Our ancestors were extraordinarily creative weavers, healers, artists, navigators of the water, and cultivators of the land. We too can carry on their legacy as we weave our way into history, and plant our seeds of healing and resilience for the next generations. Desiree has been called to weave together collective healing, earth tending, education, and organized movement to create change. Desiree (Anakoniwa) Vargas (she/her) is a mother, wife, herbalist, gardener/farmer, community social justice organizer, community resource distributor, healing retreat facilitator, harm reductionist, business owner, nonprofit director, and racial justice advocate. She currently plants seeds of change as a State of Maine certified DEIA Racial Justice trainer, educator, and Consultant at her LLP ECE Firm, a Food Sovereignty Director at Presente! Maine Non-Profit, an educator at the University of Maine for the School of Social work and through the professional development center, Co-founder of REJ Non-Profit, and Tukuda (tribal councilwoman) of Higuayagua Taino People of the Caribbean. Desiree is also launching a woman-owned business, Healing Roots Adahi Kena Akuaiyaba Nakan (Medicine and Culture Center), where she will offer trauma-informed massage therapy, energetic healing through polarity therapy, trauma-informed yoga therapy, meditation and mindful coaching, facilitated land-based healing retreats, herbal remedies, and more. Desiree believes we all bring different medicines to earth weaving spaces of recovery, pollinating lifeways for healing, and creating collective change is hers.
She couples her anthropological education, experience, and knowledge as a CapeVerdean, Boricua-Taino Indigenous, and Portuguese woman of Color, racial justice expertise, and trauma-informed holistic health background together to create unique and wholesome educational curriculums, strategic plans, healing modalities, trailblazing community programs, interconnective healing offerings, intersectional social critique, and solution-based action plans to uproot injustice and inequity. Desiree has supported school districts, municipalities, non-profits, businesses, higher institutions, BIPOC students and families, and youth-led organizations, through keynote speaking, policy editing, DEIA committee formation, curriculum edits, strategic planning, data collection, culturally supportive programming and initiatives, and sensitive community engagement.
Her consulting and facilitation offerings help partners reimagine their approach and values that drive services and programs to become more impactful, intentional, inventive, collaborative, and communal.

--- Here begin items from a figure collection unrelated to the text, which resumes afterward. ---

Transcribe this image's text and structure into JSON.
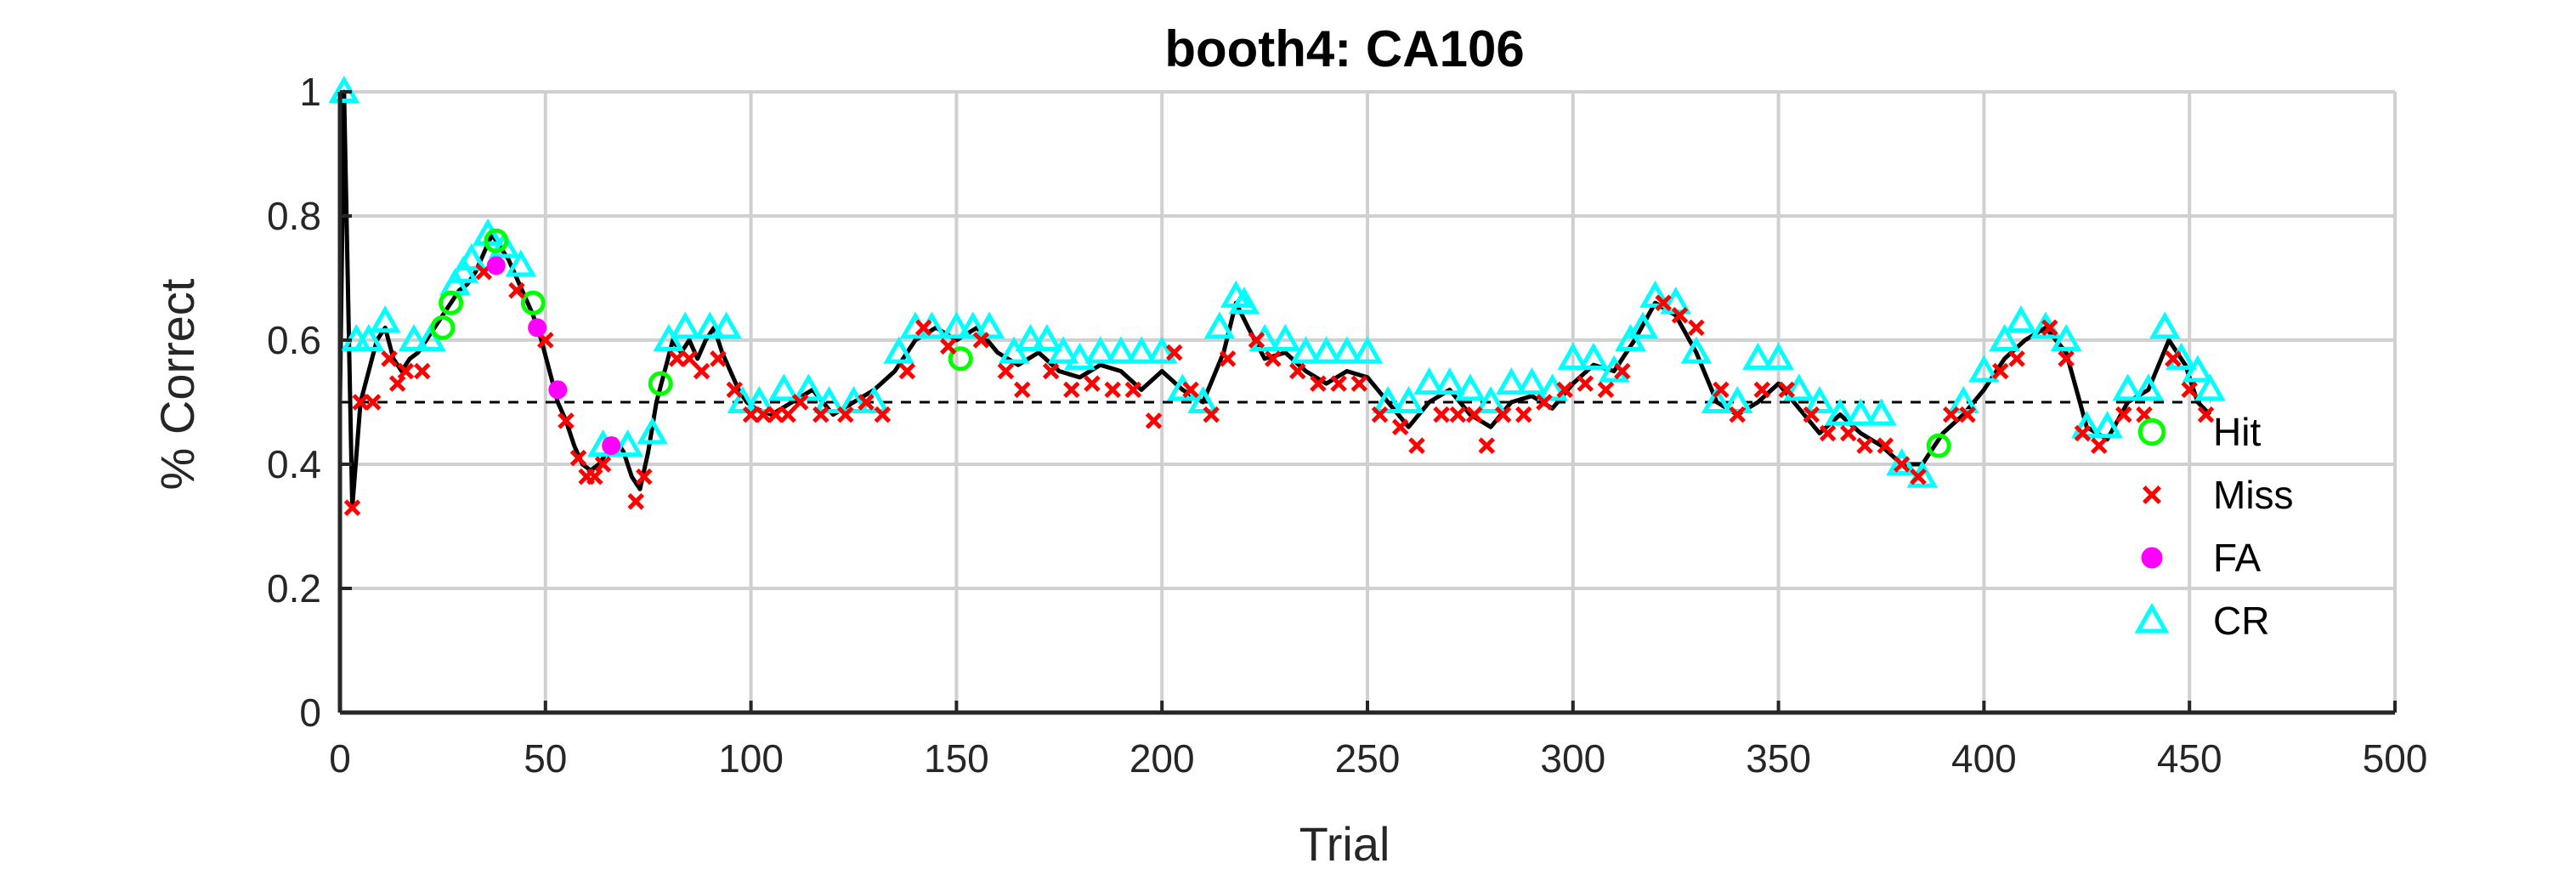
{
  "chart_data": {
    "type": "line",
    "title": "booth4: CA106",
    "xlabel": "Trial",
    "ylabel": "% Correct",
    "xlim": [
      0,
      500
    ],
    "ylim": [
      0,
      1
    ],
    "grid": true,
    "chance_level": 0.5,
    "xticks": [
      "0",
      "50",
      "100",
      "150",
      "200",
      "250",
      "300",
      "350",
      "400",
      "450",
      "500"
    ],
    "yticks": [
      "0",
      "0.2",
      "0.4",
      "0.6",
      "0.8",
      "1"
    ],
    "legend_position": "right",
    "legend": [
      {
        "name": "Hit",
        "marker": "circle-open",
        "color": "#00ff00"
      },
      {
        "name": "Miss",
        "marker": "x",
        "color": "#ff0000"
      },
      {
        "name": "FA",
        "marker": "circle-filled",
        "color": "#ff00ff"
      },
      {
        "name": "CR",
        "marker": "triangle-open",
        "color": "#00ffff"
      }
    ],
    "line_color": "#000000",
    "running_accuracy": [
      [
        1,
        1.0
      ],
      [
        3,
        0.33
      ],
      [
        5,
        0.5
      ],
      [
        7,
        0.55
      ],
      [
        9,
        0.6
      ],
      [
        11,
        0.62
      ],
      [
        13,
        0.57
      ],
      [
        15,
        0.55
      ],
      [
        17,
        0.57
      ],
      [
        19,
        0.58
      ],
      [
        21,
        0.6
      ],
      [
        23,
        0.62
      ],
      [
        25,
        0.64
      ],
      [
        27,
        0.66
      ],
      [
        29,
        0.68
      ],
      [
        31,
        0.69
      ],
      [
        33,
        0.71
      ],
      [
        35,
        0.74
      ],
      [
        37,
        0.77
      ],
      [
        39,
        0.75
      ],
      [
        41,
        0.73
      ],
      [
        43,
        0.7
      ],
      [
        45,
        0.67
      ],
      [
        47,
        0.64
      ],
      [
        49,
        0.6
      ],
      [
        51,
        0.55
      ],
      [
        53,
        0.5
      ],
      [
        55,
        0.47
      ],
      [
        57,
        0.43
      ],
      [
        59,
        0.4
      ],
      [
        61,
        0.39
      ],
      [
        63,
        0.4
      ],
      [
        65,
        0.42
      ],
      [
        67,
        0.44
      ],
      [
        69,
        0.42
      ],
      [
        71,
        0.38
      ],
      [
        73,
        0.36
      ],
      [
        75,
        0.42
      ],
      [
        77,
        0.5
      ],
      [
        79,
        0.55
      ],
      [
        81,
        0.6
      ],
      [
        83,
        0.58
      ],
      [
        85,
        0.6
      ],
      [
        87,
        0.57
      ],
      [
        89,
        0.6
      ],
      [
        91,
        0.62
      ],
      [
        93,
        0.58
      ],
      [
        95,
        0.55
      ],
      [
        97,
        0.52
      ],
      [
        99,
        0.5
      ],
      [
        101,
        0.49
      ],
      [
        105,
        0.48
      ],
      [
        110,
        0.5
      ],
      [
        115,
        0.52
      ],
      [
        120,
        0.48
      ],
      [
        125,
        0.5
      ],
      [
        130,
        0.52
      ],
      [
        135,
        0.55
      ],
      [
        140,
        0.6
      ],
      [
        145,
        0.62
      ],
      [
        150,
        0.6
      ],
      [
        155,
        0.62
      ],
      [
        160,
        0.58
      ],
      [
        165,
        0.56
      ],
      [
        170,
        0.58
      ],
      [
        175,
        0.55
      ],
      [
        180,
        0.54
      ],
      [
        185,
        0.56
      ],
      [
        190,
        0.55
      ],
      [
        195,
        0.52
      ],
      [
        200,
        0.55
      ],
      [
        205,
        0.52
      ],
      [
        210,
        0.5
      ],
      [
        215,
        0.58
      ],
      [
        218,
        0.66
      ],
      [
        221,
        0.62
      ],
      [
        225,
        0.57
      ],
      [
        230,
        0.58
      ],
      [
        235,
        0.55
      ],
      [
        240,
        0.53
      ],
      [
        245,
        0.55
      ],
      [
        250,
        0.54
      ],
      [
        255,
        0.5
      ],
      [
        260,
        0.46
      ],
      [
        265,
        0.5
      ],
      [
        270,
        0.52
      ],
      [
        275,
        0.48
      ],
      [
        280,
        0.46
      ],
      [
        285,
        0.5
      ],
      [
        290,
        0.51
      ],
      [
        295,
        0.49
      ],
      [
        300,
        0.53
      ],
      [
        305,
        0.56
      ],
      [
        310,
        0.55
      ],
      [
        315,
        0.6
      ],
      [
        320,
        0.66
      ],
      [
        325,
        0.64
      ],
      [
        330,
        0.58
      ],
      [
        335,
        0.5
      ],
      [
        340,
        0.48
      ],
      [
        345,
        0.5
      ],
      [
        350,
        0.53
      ],
      [
        355,
        0.49
      ],
      [
        360,
        0.45
      ],
      [
        365,
        0.48
      ],
      [
        370,
        0.45
      ],
      [
        375,
        0.43
      ],
      [
        380,
        0.4
      ],
      [
        385,
        0.4
      ],
      [
        390,
        0.45
      ],
      [
        395,
        0.48
      ],
      [
        400,
        0.52
      ],
      [
        405,
        0.57
      ],
      [
        410,
        0.6
      ],
      [
        415,
        0.62
      ],
      [
        420,
        0.58
      ],
      [
        425,
        0.46
      ],
      [
        430,
        0.44
      ],
      [
        435,
        0.5
      ],
      [
        440,
        0.52
      ],
      [
        445,
        0.6
      ],
      [
        449,
        0.56
      ],
      [
        452,
        0.5
      ],
      [
        455,
        0.48
      ]
    ],
    "points": {
      "Hit": [
        [
          25,
          0.62
        ],
        [
          27,
          0.66
        ],
        [
          38,
          0.76
        ],
        [
          47,
          0.66
        ],
        [
          78,
          0.53
        ],
        [
          151,
          0.57
        ],
        [
          389,
          0.43
        ]
      ],
      "Miss": [
        [
          3,
          0.33
        ],
        [
          5,
          0.5
        ],
        [
          8,
          0.5
        ],
        [
          12,
          0.57
        ],
        [
          14,
          0.53
        ],
        [
          16,
          0.55
        ],
        [
          20,
          0.55
        ],
        [
          35,
          0.71
        ],
        [
          43,
          0.68
        ],
        [
          50,
          0.6
        ],
        [
          55,
          0.47
        ],
        [
          58,
          0.41
        ],
        [
          60,
          0.38
        ],
        [
          62,
          0.38
        ],
        [
          64,
          0.4
        ],
        [
          72,
          0.34
        ],
        [
          74,
          0.38
        ],
        [
          82,
          0.57
        ],
        [
          85,
          0.57
        ],
        [
          88,
          0.55
        ],
        [
          92,
          0.57
        ],
        [
          96,
          0.52
        ],
        [
          100,
          0.48
        ],
        [
          103,
          0.48
        ],
        [
          106,
          0.48
        ],
        [
          109,
          0.48
        ],
        [
          112,
          0.5
        ],
        [
          117,
          0.48
        ],
        [
          123,
          0.48
        ],
        [
          128,
          0.5
        ],
        [
          132,
          0.48
        ],
        [
          138,
          0.55
        ],
        [
          142,
          0.62
        ],
        [
          148,
          0.59
        ],
        [
          156,
          0.6
        ],
        [
          162,
          0.55
        ],
        [
          166,
          0.52
        ],
        [
          173,
          0.55
        ],
        [
          178,
          0.52
        ],
        [
          183,
          0.53
        ],
        [
          188,
          0.52
        ],
        [
          193,
          0.52
        ],
        [
          198,
          0.47
        ],
        [
          203,
          0.58
        ],
        [
          207,
          0.52
        ],
        [
          212,
          0.48
        ],
        [
          216,
          0.57
        ],
        [
          223,
          0.6
        ],
        [
          227,
          0.57
        ],
        [
          233,
          0.55
        ],
        [
          238,
          0.53
        ],
        [
          243,
          0.53
        ],
        [
          248,
          0.53
        ],
        [
          253,
          0.48
        ],
        [
          258,
          0.46
        ],
        [
          262,
          0.43
        ],
        [
          268,
          0.48
        ],
        [
          272,
          0.48
        ],
        [
          276,
          0.48
        ],
        [
          279,
          0.43
        ],
        [
          283,
          0.48
        ],
        [
          288,
          0.48
        ],
        [
          293,
          0.5
        ],
        [
          298,
          0.52
        ],
        [
          303,
          0.53
        ],
        [
          308,
          0.52
        ],
        [
          312,
          0.55
        ],
        [
          322,
          0.66
        ],
        [
          326,
          0.64
        ],
        [
          330,
          0.62
        ],
        [
          336,
          0.52
        ],
        [
          340,
          0.48
        ],
        [
          346,
          0.52
        ],
        [
          352,
          0.52
        ],
        [
          358,
          0.48
        ],
        [
          362,
          0.45
        ],
        [
          367,
          0.45
        ],
        [
          371,
          0.43
        ],
        [
          376,
          0.43
        ],
        [
          380,
          0.4
        ],
        [
          384,
          0.38
        ],
        [
          392,
          0.48
        ],
        [
          396,
          0.48
        ],
        [
          404,
          0.55
        ],
        [
          408,
          0.57
        ],
        [
          416,
          0.62
        ],
        [
          420,
          0.57
        ],
        [
          424,
          0.45
        ],
        [
          428,
          0.43
        ],
        [
          434,
          0.48
        ],
        [
          439,
          0.48
        ],
        [
          446,
          0.57
        ],
        [
          450,
          0.52
        ],
        [
          454,
          0.48
        ]
      ],
      "FA": [
        [
          38,
          0.72
        ],
        [
          48,
          0.62
        ],
        [
          53,
          0.52
        ],
        [
          66,
          0.43
        ]
      ],
      "CR": [
        [
          1,
          1.0
        ],
        [
          4,
          0.6
        ],
        [
          7,
          0.6
        ],
        [
          11,
          0.63
        ],
        [
          18,
          0.6
        ],
        [
          22,
          0.6
        ],
        [
          28,
          0.69
        ],
        [
          30,
          0.71
        ],
        [
          32,
          0.73
        ],
        [
          36,
          0.77
        ],
        [
          40,
          0.75
        ],
        [
          44,
          0.72
        ],
        [
          64,
          0.43
        ],
        [
          70,
          0.43
        ],
        [
          76,
          0.45
        ],
        [
          80,
          0.6
        ],
        [
          84,
          0.62
        ],
        [
          90,
          0.62
        ],
        [
          94,
          0.62
        ],
        [
          98,
          0.5
        ],
        [
          102,
          0.5
        ],
        [
          108,
          0.52
        ],
        [
          114,
          0.52
        ],
        [
          119,
          0.5
        ],
        [
          125,
          0.5
        ],
        [
          130,
          0.5
        ],
        [
          136,
          0.58
        ],
        [
          140,
          0.62
        ],
        [
          144,
          0.62
        ],
        [
          150,
          0.62
        ],
        [
          154,
          0.62
        ],
        [
          158,
          0.62
        ],
        [
          164,
          0.58
        ],
        [
          168,
          0.6
        ],
        [
          172,
          0.6
        ],
        [
          176,
          0.58
        ],
        [
          180,
          0.57
        ],
        [
          185,
          0.58
        ],
        [
          190,
          0.58
        ],
        [
          195,
          0.58
        ],
        [
          200,
          0.58
        ],
        [
          205,
          0.52
        ],
        [
          210,
          0.5
        ],
        [
          214,
          0.62
        ],
        [
          218,
          0.67
        ],
        [
          220,
          0.66
        ],
        [
          225,
          0.6
        ],
        [
          230,
          0.6
        ],
        [
          235,
          0.58
        ],
        [
          240,
          0.58
        ],
        [
          245,
          0.58
        ],
        [
          250,
          0.58
        ],
        [
          255,
          0.5
        ],
        [
          260,
          0.5
        ],
        [
          265,
          0.53
        ],
        [
          270,
          0.53
        ],
        [
          275,
          0.52
        ],
        [
          280,
          0.5
        ],
        [
          285,
          0.53
        ],
        [
          290,
          0.53
        ],
        [
          295,
          0.52
        ],
        [
          300,
          0.57
        ],
        [
          305,
          0.57
        ],
        [
          310,
          0.55
        ],
        [
          314,
          0.6
        ],
        [
          317,
          0.62
        ],
        [
          320,
          0.67
        ],
        [
          325,
          0.66
        ],
        [
          330,
          0.58
        ],
        [
          335,
          0.5
        ],
        [
          340,
          0.5
        ],
        [
          345,
          0.57
        ],
        [
          350,
          0.57
        ],
        [
          355,
          0.52
        ],
        [
          360,
          0.5
        ],
        [
          365,
          0.48
        ],
        [
          370,
          0.48
        ],
        [
          375,
          0.48
        ],
        [
          380,
          0.4
        ],
        [
          385,
          0.38
        ],
        [
          395,
          0.5
        ],
        [
          400,
          0.55
        ],
        [
          405,
          0.6
        ],
        [
          409,
          0.63
        ],
        [
          415,
          0.62
        ],
        [
          420,
          0.6
        ],
        [
          425,
          0.46
        ],
        [
          430,
          0.46
        ],
        [
          435,
          0.52
        ],
        [
          440,
          0.52
        ],
        [
          444,
          0.62
        ],
        [
          448,
          0.57
        ],
        [
          452,
          0.55
        ],
        [
          455,
          0.52
        ]
      ]
    }
  }
}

She first discovered my passion for community collective wellness, paradigm shifts through education, and the justice movement work as an empathic youth. Her experiences growing up in Wabanaki Territory (Maine) have taught her how to navigate and survive homogeneous, complex, and violent environments with sensitivity and responsiveness. As a survivor of racial violence and gender-based violence, her whole life goal is to help others also alchemize wounds, imbalance, injustice, and sickness into something more magical, truthful, wholesome, balanced, and strong. She is committed to fighting for her community to have access to what she says is “our divine birthright” which is healing, freedom, sovereignty, healing, cultural continuation, earth stewardship, and wellness.